Si riparte da tre certezze: Iachini, Sorrentino e Vazquez. Dopo una rapida investitura nelle battute conclusive della stagione precedente, Stefano si carica la squadra sulle spalle e mostra il carattere di chi leader voleva e doveva diventarlo. Il mercato risulterà gramo di gioie, con l’oramai canonica imbarcata di ragazzi e una vecchia volpe: Alberto Gilardino, accolto all’aeroporto dal capitano. Gesto plateale ma non certo scevro di significato. Seguiranno tre mesi carichi di tensione: a rimetterci è Iachini, esonerato dopo la vittoria ai danni del Chievo. La quarta in campionato, tutte per 1-0 e con Sorrentino indiscusso protagonista. Arriva Ballardini e fa fuori quattro compagni.

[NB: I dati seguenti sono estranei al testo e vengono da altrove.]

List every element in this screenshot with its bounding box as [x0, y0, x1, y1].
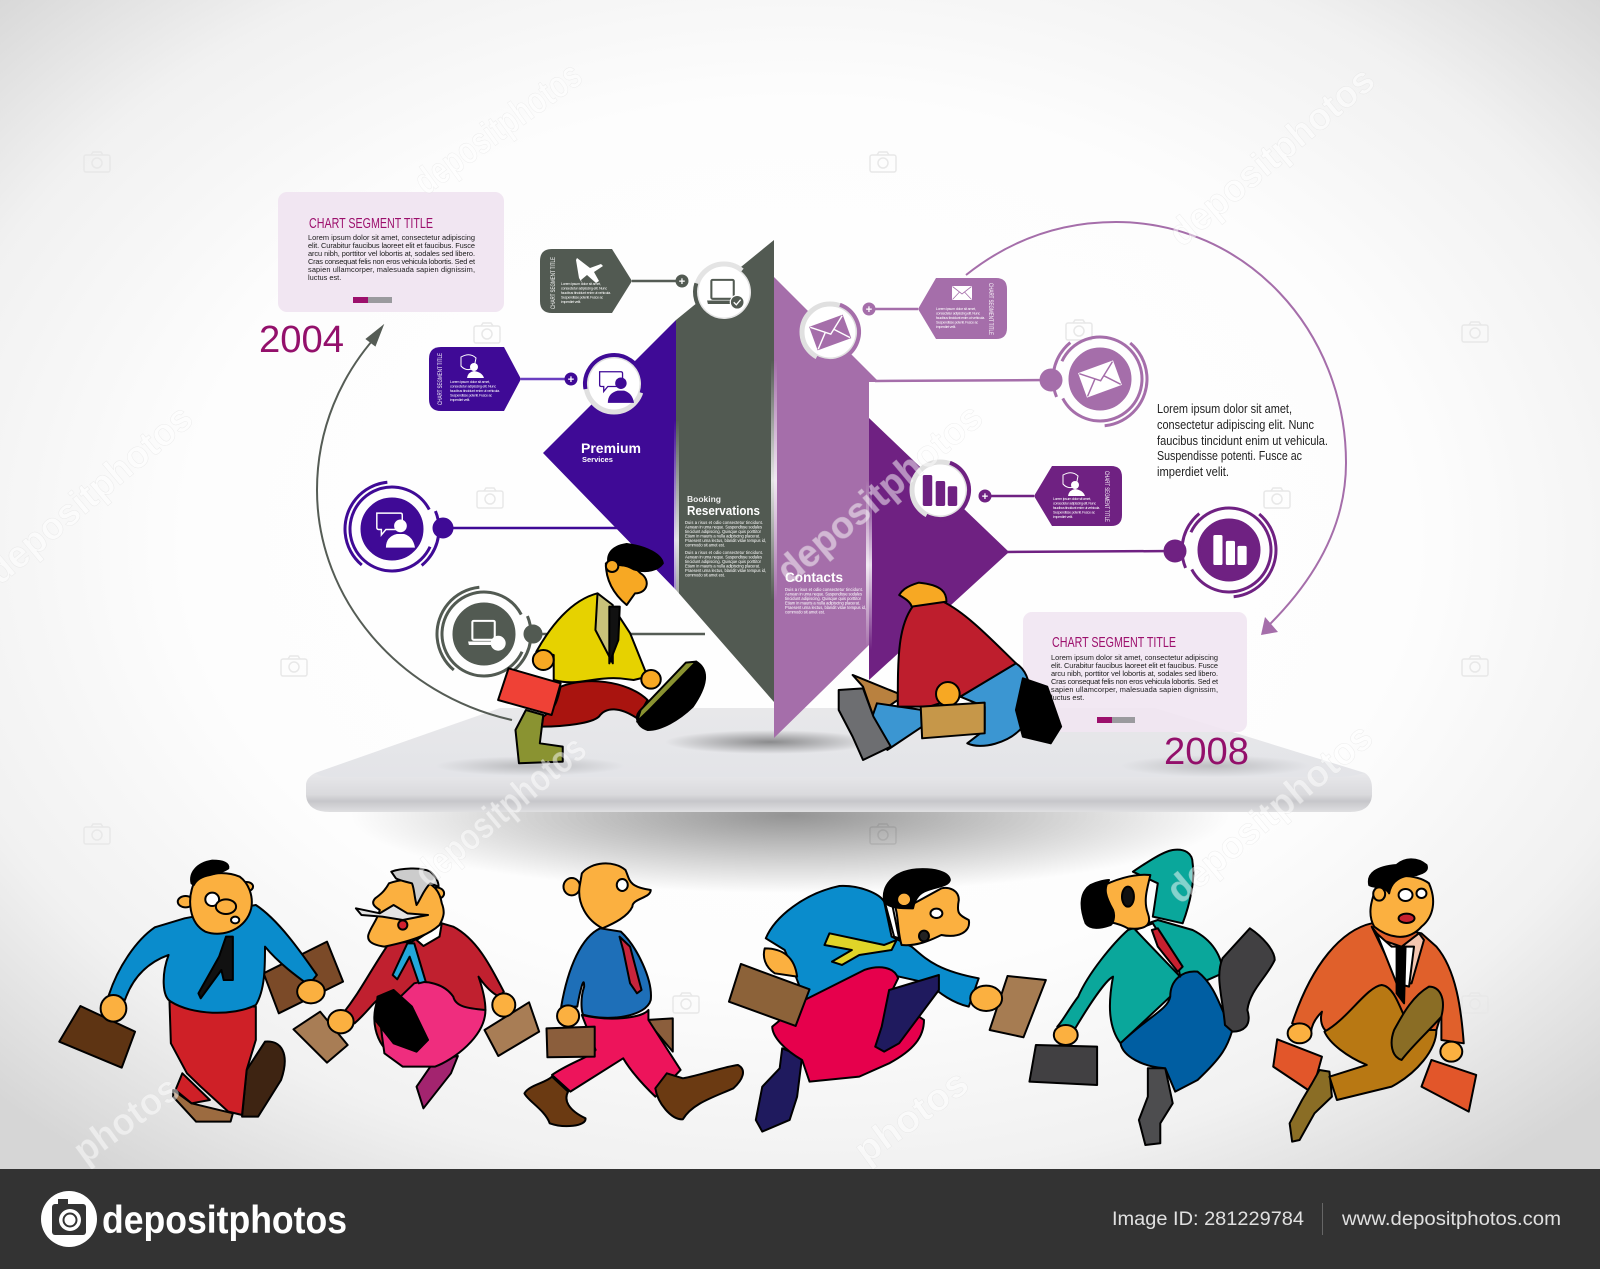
icon: envelope badge: [793, 295, 867, 369]
box text: elit. Curabitur faucibus laoreet elit et faucibus. Fusce: [1051, 661, 1218, 670]
body text: contacts: Praesent urna lectus, blandit vitae tempus id,: [785, 605, 866, 610]
box text: [308, 233, 475, 282]
tag text: Suspendisse potenti. Fusce ac: [936, 320, 978, 324]
depositphotos watermarks: depositphotos: [1161, 59, 1383, 255]
tag text: Lorem ipsum dolor sit amet,: [936, 307, 976, 311]
platform shelf: [306, 708, 1372, 812]
box text: [1051, 653, 1218, 702]
body text: right column: Lorem ipsum dolor sit amet,: [1157, 402, 1292, 416]
tag text: consectetur adipiscing elit. Nunc: [1053, 502, 1096, 506]
logo wordmark: depositphotos: [102, 1199, 347, 1242]
tag text: Lorem ipsum dolor sit amet,: [561, 282, 601, 286]
heading: contacts: Contacts: [785, 569, 843, 585]
body text: booking: Praesent urna lectus, blandit vitae tempus id,: [685, 568, 766, 573]
tag text: Lorem ipsum dolor sit amet,: [1053, 497, 1091, 501]
body text: right column: faucibus tincidunt enim ut vehicula.: [1157, 434, 1328, 448]
cartoon: old man with moustache: [293, 869, 539, 1108]
box text: Cras consequat felis non eros vehicula lobortis. Sed et: [1051, 677, 1218, 686]
plus nodes: +: [679, 276, 685, 288]
body text: contacts: Aenean in urna neque. Suspendisse sodales: [785, 592, 862, 596]
icon: bars badge: [903, 453, 977, 527]
depositphotos watermarks: depositphotos: [1159, 716, 1381, 912]
icon: airplane: [576, 258, 603, 283]
icon: headset person: [1063, 473, 1085, 496]
tag text: Suspendisse potenti. Fusce ac: [561, 296, 603, 300]
body text: booking: Aenean in urna neque. Suspendisse sodales: [685, 554, 762, 560]
body text: booking: [685, 520, 766, 578]
box text: sapien ullamcorper, malesuada sapien dignissim,: [1051, 685, 1218, 694]
website url: www.depositphotos.com: [1341, 1209, 1561, 1230]
body text: contacts: Duis a risus et odio consectetur tincidunt.: [785, 587, 863, 592]
tag text: [561, 282, 611, 304]
ring: envelope: [1034, 313, 1166, 445]
tag text: [1053, 497, 1100, 519]
icon: laptop badge: [683, 251, 765, 333]
heading: booking: Booking: [687, 494, 721, 504]
ring: laptop grey: [418, 568, 550, 700]
tag text: faucibus tincidunt enim ut vehicula.: [450, 389, 500, 393]
box text: sapien ullamcorper, malesuada sapien dignissim,: [308, 265, 475, 274]
rotated title: CHART SEGMENT TITLE: [551, 257, 557, 309]
year: 2004: 2004: [259, 319, 344, 361]
cartoon: red jacket man: [839, 583, 1061, 760]
cartoon: bald man walking: [524, 863, 743, 1126]
callout: 2004 box: [278, 192, 504, 312]
box text: luctus est.: [308, 273, 341, 282]
box text: luctus est.: [1051, 693, 1084, 702]
rotated title: CHART SEGMENT TITLE: [438, 353, 444, 405]
tag text: faucibus tincidunt enim ut vehicula.: [1053, 506, 1100, 510]
image id: Image ID: 281229784: [1112, 1209, 1304, 1230]
depositphotos watermarks: depositphotos: [407, 54, 590, 203]
footer bar: [0, 1169, 1600, 1269]
ring: bars: [1163, 484, 1295, 616]
body text: booking: tincidunt adipiscing. Quisque quis porttitor: [685, 529, 762, 534]
timeline arc: 2008: [966, 222, 1346, 635]
body text: right column: imperdiet velit.: [1157, 465, 1229, 479]
rotated title: CHART SEGMENT TITLE: [1103, 471, 1109, 522]
ring: person indigo: [326, 463, 458, 595]
tag text: imperdiet velit.: [1053, 515, 1073, 519]
tag: support purple: [1034, 466, 1122, 526]
tag text: faucibus tincidunt enim ut vehicula.: [561, 291, 611, 295]
cartoon: running man with yellow tie: [729, 869, 1046, 1132]
tag text: Suspendisse potenti. Fusce ac: [1053, 510, 1095, 514]
panel: contacts: [774, 277, 879, 738]
tag text: Lorem ipsum dolor sit amet,: [450, 380, 490, 384]
tag text: imperdiet velit.: [936, 325, 956, 329]
cartoon: teal sweater man looking up: [1029, 850, 1275, 1145]
box title: CHART SEGMENT TITLE: [309, 215, 433, 232]
body text: booking: Etiam in mauris a nulla adipiscing placerat.: [685, 534, 760, 538]
body text: booking: Duis a risus et odio consectetur tincidunt.: [685, 550, 763, 555]
box title: CHART SEGMENT TITLE: [1052, 634, 1176, 651]
tag: airplane: [540, 249, 632, 313]
tag text: consectetur adipiscing elit. Nunc: [936, 312, 980, 316]
body text: right column: consectetur adipiscing elit. Nunc: [1157, 418, 1314, 432]
progress bar: [353, 297, 392, 303]
depositphotos watermarks: depositphotos: [769, 396, 991, 592]
tag text: Suspendisse potenti. Fusce ac: [450, 394, 492, 398]
box text: Lorem ipsum dolor sit amet, consectetur adipiscing: [1051, 653, 1218, 662]
tag text: [936, 307, 985, 329]
progress bar: [1097, 717, 1135, 723]
panel edge highlights: [674, 360, 872, 660]
depositphotos watermarks: [0, 54, 1383, 1172]
panel: premium services triangle: [543, 320, 676, 590]
cartoon: blue shirt man with red trousers: [59, 861, 343, 1122]
logo: camera: [41, 1191, 97, 1247]
body text: contacts: [785, 587, 866, 614]
body text: contacts: Etiam in mauris a nulla adipiscing placerat.: [785, 600, 860, 606]
body text: booking: Aenean in urna neque. Suspendisse sodales: [685, 524, 762, 530]
plus nodes: +: [568, 374, 574, 386]
callout: 2008 box: [1023, 612, 1247, 732]
body text: booking: commodo sit amet est.: [685, 542, 725, 548]
heading: reservations: Reservations: [687, 504, 760, 518]
box text: Lorem ipsum dolor sit amet, consectetur adipiscing: [308, 233, 475, 242]
timeline arc: 2004: [317, 327, 512, 720]
connector lines: [443, 281, 1175, 634]
tag text: imperdiet velit.: [450, 398, 470, 402]
tag text: consectetur adipiscing elit. Nunc: [450, 384, 496, 388]
tag: support indigo: [429, 347, 521, 411]
body text: booking: Duis a risus et odio consectetur tincidunt.: [685, 520, 763, 525]
year: 2008: 2008: [1164, 731, 1249, 773]
body text: right column: [1157, 402, 1328, 479]
box text: arcu nibh, porttitor vel lobortis at, sodales sed libero.: [308, 249, 475, 258]
icon: envelope: [952, 286, 972, 300]
body text: contacts: tincidunt adipiscing. Quisque quis porttitor: [785, 596, 862, 601]
under-platform shadow: [350, 737, 1230, 893]
icon: person badge: [580, 350, 648, 418]
depositphotos watermarks: photos: [847, 1062, 976, 1172]
box text: elit. Curabitur faucibus laoreet elit et faucibus. Fusce: [308, 241, 475, 250]
tag text: imperdiet velit.: [561, 300, 581, 304]
cartoon: orange suit man: [1273, 859, 1476, 1142]
body text: booking: tincidunt adipiscing. Quisque quis porttitor: [685, 559, 762, 564]
box text: arcu nibh, porttitor vel lobortis at, sodales sed libero.: [1051, 669, 1218, 678]
body text: right column: Suspendisse potenti. Fusce ac: [1157, 449, 1302, 463]
icon: headset person: [461, 355, 484, 378]
tag text: faucibus tincidunt enim ut vehicula.: [936, 316, 985, 320]
plus nodes: [564, 274, 992, 503]
depositphotos watermarks: photos: [66, 1068, 187, 1172]
tag text: [450, 380, 500, 402]
depositphotos watermarks: depositphotos: [407, 728, 595, 895]
body text: booking: Praesent urna lectus, blandit vitae tempus id,: [685, 538, 766, 543]
heading: premium: Premium: [581, 440, 641, 456]
panel: booking reservations: [676, 240, 774, 702]
tag text: consectetur adipiscing elit. Nunc: [561, 286, 607, 290]
plus nodes: +: [982, 491, 988, 503]
plus nodes: +: [866, 304, 872, 316]
body text: booking: Etiam in mauris a nulla adipiscing placerat.: [685, 564, 760, 568]
camera watermark icons: [84, 152, 1488, 1013]
tag: mail: [918, 278, 1007, 339]
heading: services: Services: [582, 455, 613, 464]
rotated title: CHART SEGMENT TITLE: [987, 283, 993, 335]
panel: dark purple triangle: [869, 418, 1009, 680]
cartoon: yellow jacket man: [498, 544, 705, 763]
box text: Cras consequat felis non eros vehicula lobortis. Sed et: [308, 257, 475, 266]
body text: contacts: commodo sit amet est.: [785, 610, 825, 614]
body text: booking: commodo sit amet est.: [685, 572, 725, 578]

Stefano ci mette la faccia e invita a guardare al bene supremo: la salvezza. Si vince col Frosinone. Poi due sconfitte. Un esonero non esecutivo e una vigilia di fuoco: a Verona in palio ci sono carattere, credibilità e tre punti che ne valgono sei.

Ballardini commette un errore imperdonabile: considera gli italiani franchi tiratori, deve pagare Sorrentino. Da esonerando, decide di mettere fuori il capitano. Che reagisce da leader: chiarezza di pensiero, a difesa dell’identità del gruppo. Magari scarso, ma moralmente integro. La squadra potrebbe andare allo sbaraglio. E invece si stringe intorno alla propria icona carismatica. Scende in campo e vince, con gli interventi del portiere ancora una volta decisivi. I fatti legittimano le parole spese negli spogliatoi del “Bentegodi”, oramai note. Il comportamento sarà stato anche fuori dalle righe, ma ha palesato interesse per la causa. Quanto basta per entrare definitivamente nel cuore dei tifosi. Rimane da capire cosa accadrà nei prossimi mesi: c’è un contratto in scadenza. Il sinistro presagio che la fascia possa risultare ancora una volta maledetta si percepisce nell’aria. Comunque vada, Stefano ha già vinto. Degno figlio di suo padre.